Mapping a Sustainable Future for Africa’s Water Security

NABC Member Acacia Water analyses and advises on the availability, access, and storage of clean, healthy, and safe water to foster long-term water security and fruitful economic development in Africa.

19th of March 2024 Member Spotlight

In the realm of water economics, Acacia Water excels in sustainable solutions for clean, healthy, and safe water access for all. Tine te Winkel, Water Economist at Acacia Water, defines the water consultancy as a social enterprise, driven by a mission to ensure the sustainable use of water globally.

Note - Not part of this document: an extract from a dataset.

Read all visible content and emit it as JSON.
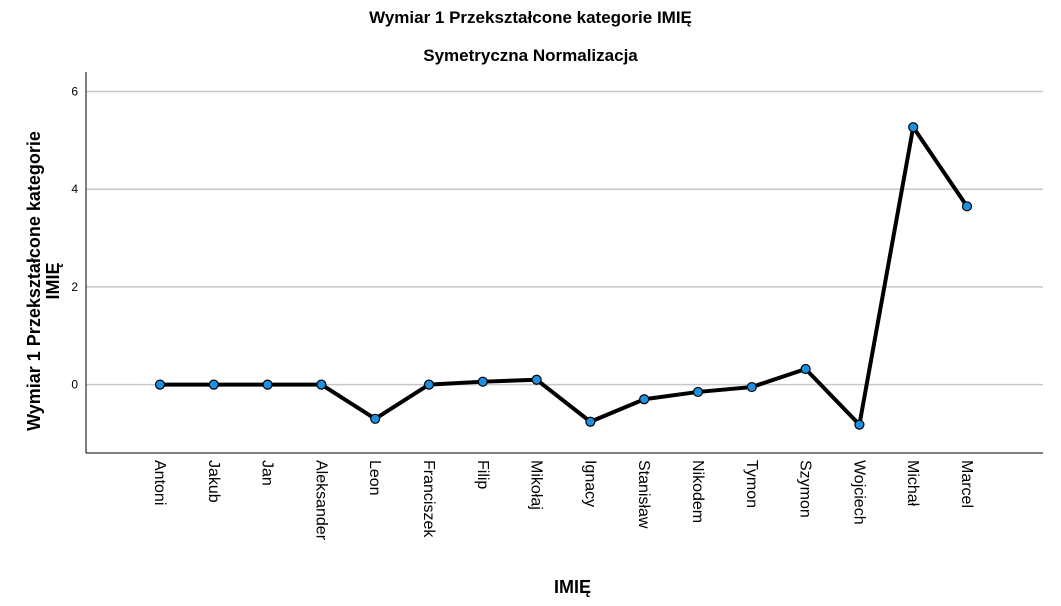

Founded two decades ago, Acacia Water initially aimed to revive international discourse on groundwater, recognising its alarming absence from public discussions. Today, the consultancy is at the forefront of crucial water themes, including water security, groundwater exploration, Water and Climate Smart Agriculture, and Water governance.

Africa holds a special place in Acacia’s endeavours, fuelled by its dynamic economic growth and diverse geohydrological challenges arising from varying geological conditions. “Water is a matter that touches everyone. So, we must team up with many different entities to enable access to safe and sustainable water sources – particularly in challenging environments,” explains Tine.

A tangible focus for Acacia in Africa lies in groundwater exploration, where they delve deep into geohydrological research to unveil the mysteries beneath the earth’s surface.  “In Africa, where we have a high demand for safe drinking water above ground, we act very diligently before we start drilling boreholes,” underlines Tine and explains that expensive groundwater exploration projects often result in dry boreholes when no proper research and analysis of the hydrogeological conditions have been done beforehand. Therefore, the consultancy advocates for informed decisions based on thorough research, a principle currently in action in Ethiopia.

In collaboration with the Ethiopian Government and UNICEF, Acacia Water is currently undertaking a groundwater mapping project. The initiative aims to create maps indicating the feasibility of groundwater locations, providing a foresight percentage for successful drilling. Tine puts the forecasting power of such maps into simple words: “If you drill at this spot, you will have an 85% success rate of finding water from a sustainable source for the coming 50 years. If you drill 60 meters further south, your success rate of finding groundwater will diminish to 40%”. This technical component of Acacia’s work – the mapping of groundwater resources – has a positive sustainable impact on Ethiopia’s long-term economic development. “Through mapping, the availability of valuable groundwater for agriculture, economy, and the population at large does not run dry after 10 years but has been secured for half a century,” explains the water economist.

Notably, Acacia Water places equal emphasis on biophysical and socio-economic criteria. The consultancy’s commitment to sustainability extends beyond desk consultations, with a physical presence on the continent. “We are not consultants working from behind a desk in the Netherlands,” says Tine and adds: “We have an office in Addis Ababa to be able to do our work on the ground and successfully navigate projects in Ethiopia and other East African countries.”

Yet, Acacia Water faces challenges, particularly in convincing clients to invest wisely. Tine emphasises the necessity of preliminary research, advocating for fact-based decisions that align with long-term gains. Their mission is not just about wealth, pumps, and innovations; it’s about enabling clients to make informed choices that safeguard Africa’s water resources for generations.